President Maurie McInnis served as reviewing officer for the annual ceremony, in which Yale’s graduating Army, Navy, and Air Force ROTC cadets and midshipmen learn the location of their first military posting. The ceremony, a celebration of military education and physical preparedness, features visiting military dignitaries and an audience of the graduates’ families and friends.
The event also includes ROTC students from neighboring institutions, including Fairfield University, Quinnipiac University, Sacred Heart University, Southern Connecticut State University, the University of New Haven, Wesleyan University, and Western Connecticut State University.

“From the Revolutionary War through this very hour, generations of Yalies have served honorably in various military capacities,” McInnis said. “That military tradition continues to flourish today, embodied in each of you before me, Yale’s next generation of leaders.
“It is in moments like this, steeped in tradition, yet full of personal significance, that the past and present converge in powerful ways,” she added.
McInnis noted that she is the proud daughter of an Air Force veteran. Her father’s sense of duty and service, she said, shaped her own sense of responsibility to contribute to the common good.
Yale’s history of military service also was the theme of remarks from Yale Navy ROTC Commanding Officer Capt. Bill Johnson.
Johnson recalled how the university shifted its entire academic schedule during World War II to help meet the country’s need for trained officers. The effort helped train 20,000 service members.
“I am proud to say this partnership is just as strong today,” Johnson said.

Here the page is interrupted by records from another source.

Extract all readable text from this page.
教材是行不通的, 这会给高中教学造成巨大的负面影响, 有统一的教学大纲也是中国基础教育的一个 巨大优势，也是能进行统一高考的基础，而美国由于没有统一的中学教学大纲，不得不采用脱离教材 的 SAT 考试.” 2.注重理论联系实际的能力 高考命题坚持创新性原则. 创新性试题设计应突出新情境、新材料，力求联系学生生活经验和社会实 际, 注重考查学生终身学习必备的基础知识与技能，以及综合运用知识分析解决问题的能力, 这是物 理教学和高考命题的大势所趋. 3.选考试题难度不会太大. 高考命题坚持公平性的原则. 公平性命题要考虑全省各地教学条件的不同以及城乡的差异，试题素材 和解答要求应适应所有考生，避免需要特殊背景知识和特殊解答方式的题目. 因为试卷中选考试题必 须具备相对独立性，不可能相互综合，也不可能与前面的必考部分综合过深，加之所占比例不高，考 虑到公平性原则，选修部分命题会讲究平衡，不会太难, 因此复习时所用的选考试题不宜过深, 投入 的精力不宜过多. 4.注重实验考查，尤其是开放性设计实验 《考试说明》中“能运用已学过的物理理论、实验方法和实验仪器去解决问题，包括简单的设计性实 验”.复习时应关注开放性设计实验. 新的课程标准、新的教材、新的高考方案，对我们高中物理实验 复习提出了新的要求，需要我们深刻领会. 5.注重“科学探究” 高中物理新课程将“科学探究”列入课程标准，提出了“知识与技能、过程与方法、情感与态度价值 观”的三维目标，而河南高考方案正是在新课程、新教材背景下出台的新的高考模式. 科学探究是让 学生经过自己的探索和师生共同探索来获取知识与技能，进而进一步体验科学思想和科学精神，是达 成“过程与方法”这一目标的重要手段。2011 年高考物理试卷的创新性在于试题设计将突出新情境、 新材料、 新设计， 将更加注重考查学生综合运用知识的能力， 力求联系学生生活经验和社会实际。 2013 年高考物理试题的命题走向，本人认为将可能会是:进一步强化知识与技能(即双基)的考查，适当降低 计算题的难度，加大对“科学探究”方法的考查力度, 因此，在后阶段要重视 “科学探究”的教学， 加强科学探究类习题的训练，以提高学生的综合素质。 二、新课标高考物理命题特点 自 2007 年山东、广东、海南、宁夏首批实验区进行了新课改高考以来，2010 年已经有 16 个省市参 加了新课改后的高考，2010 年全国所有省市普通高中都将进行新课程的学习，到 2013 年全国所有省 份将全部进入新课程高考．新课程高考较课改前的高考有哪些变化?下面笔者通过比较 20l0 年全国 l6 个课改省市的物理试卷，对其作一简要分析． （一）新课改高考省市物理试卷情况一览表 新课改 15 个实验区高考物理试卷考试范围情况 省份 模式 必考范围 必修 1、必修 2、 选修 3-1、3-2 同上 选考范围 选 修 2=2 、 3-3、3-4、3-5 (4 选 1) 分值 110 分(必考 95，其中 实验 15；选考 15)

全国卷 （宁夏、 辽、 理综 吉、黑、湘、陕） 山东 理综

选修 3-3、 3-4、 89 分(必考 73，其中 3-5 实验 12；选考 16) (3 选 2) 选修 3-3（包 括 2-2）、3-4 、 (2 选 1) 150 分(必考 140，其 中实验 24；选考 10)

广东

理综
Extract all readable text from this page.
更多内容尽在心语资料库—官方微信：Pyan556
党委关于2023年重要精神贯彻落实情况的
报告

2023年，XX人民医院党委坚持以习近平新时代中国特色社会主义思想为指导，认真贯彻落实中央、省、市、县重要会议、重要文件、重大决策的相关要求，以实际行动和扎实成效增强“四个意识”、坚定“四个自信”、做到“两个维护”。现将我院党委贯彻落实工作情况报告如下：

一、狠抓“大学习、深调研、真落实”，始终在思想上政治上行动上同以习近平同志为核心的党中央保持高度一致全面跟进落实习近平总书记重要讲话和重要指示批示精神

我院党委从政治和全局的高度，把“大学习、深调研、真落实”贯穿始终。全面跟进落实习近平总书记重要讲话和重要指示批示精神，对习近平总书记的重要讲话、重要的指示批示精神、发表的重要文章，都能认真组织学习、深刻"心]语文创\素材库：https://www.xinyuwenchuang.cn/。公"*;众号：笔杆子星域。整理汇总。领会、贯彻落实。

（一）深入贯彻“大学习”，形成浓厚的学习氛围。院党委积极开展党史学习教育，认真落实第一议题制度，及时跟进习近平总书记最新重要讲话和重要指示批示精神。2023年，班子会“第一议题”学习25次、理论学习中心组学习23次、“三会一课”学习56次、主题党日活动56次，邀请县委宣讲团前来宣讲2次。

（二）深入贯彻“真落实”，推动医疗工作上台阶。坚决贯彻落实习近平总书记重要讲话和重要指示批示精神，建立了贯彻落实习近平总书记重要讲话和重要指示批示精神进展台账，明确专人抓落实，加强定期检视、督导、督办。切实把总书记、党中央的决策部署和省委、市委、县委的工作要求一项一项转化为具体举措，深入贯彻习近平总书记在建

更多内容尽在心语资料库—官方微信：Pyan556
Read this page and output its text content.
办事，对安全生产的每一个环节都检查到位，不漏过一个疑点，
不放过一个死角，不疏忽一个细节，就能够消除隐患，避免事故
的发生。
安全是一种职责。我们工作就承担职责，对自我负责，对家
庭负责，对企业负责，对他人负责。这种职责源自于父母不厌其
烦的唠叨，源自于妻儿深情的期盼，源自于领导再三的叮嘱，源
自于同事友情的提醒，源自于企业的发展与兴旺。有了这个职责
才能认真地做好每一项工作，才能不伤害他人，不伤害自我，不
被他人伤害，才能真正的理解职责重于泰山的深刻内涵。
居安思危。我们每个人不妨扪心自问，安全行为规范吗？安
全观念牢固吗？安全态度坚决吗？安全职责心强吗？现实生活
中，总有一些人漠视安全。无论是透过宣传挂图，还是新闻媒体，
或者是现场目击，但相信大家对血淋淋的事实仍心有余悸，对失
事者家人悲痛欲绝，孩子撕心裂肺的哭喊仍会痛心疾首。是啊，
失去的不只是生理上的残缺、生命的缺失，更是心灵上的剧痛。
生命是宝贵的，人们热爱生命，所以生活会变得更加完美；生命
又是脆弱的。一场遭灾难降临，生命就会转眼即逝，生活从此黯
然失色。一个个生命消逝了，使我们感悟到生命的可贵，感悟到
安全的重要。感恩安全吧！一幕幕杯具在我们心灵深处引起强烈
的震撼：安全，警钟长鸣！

During the ceremony, two new Yale Air Force ROTC squadrons — units that build cohesion and camaraderie, much like Yale’s system of residential colleges — were announced. The squadrons, which will begin training in the fall semester, are named after Nathan Hale and Kingman Douglass.
Hale, B.A. 1773, proudly sacrificed his life during the American Revolution; Douglass, class of 1918, was a pilot during World War I, a senior intelligence officer during World War II, and helped found the Central Intelligence Agency.
Among the awards presented during the event was the inaugural Joseph W. Gordon Service and Leadership Award, given to first-year Army ROTC cadet Dhriti Gupta. Gordon, who helped bring ROTC back to Yale in 2012, was in attendance to present the award.
Near the end of the ceremony, cadets and midshipmen who are graduating seniors learned the location of their first military posting.
Cadet Joshua Lovejoy, who is from Burke, Virginia, will be a cyberspace operations officer at Keesler Air Force Base in Mississippi. He majored in computer science at Yale.
“To be able to apply what I learned at Yale in service to my country is exciting,” Lovejoy said, standing amid a group of smiling cadets. “I’m proud to be part of a program with such rich history. Hopefully, I’ll leave my mark.”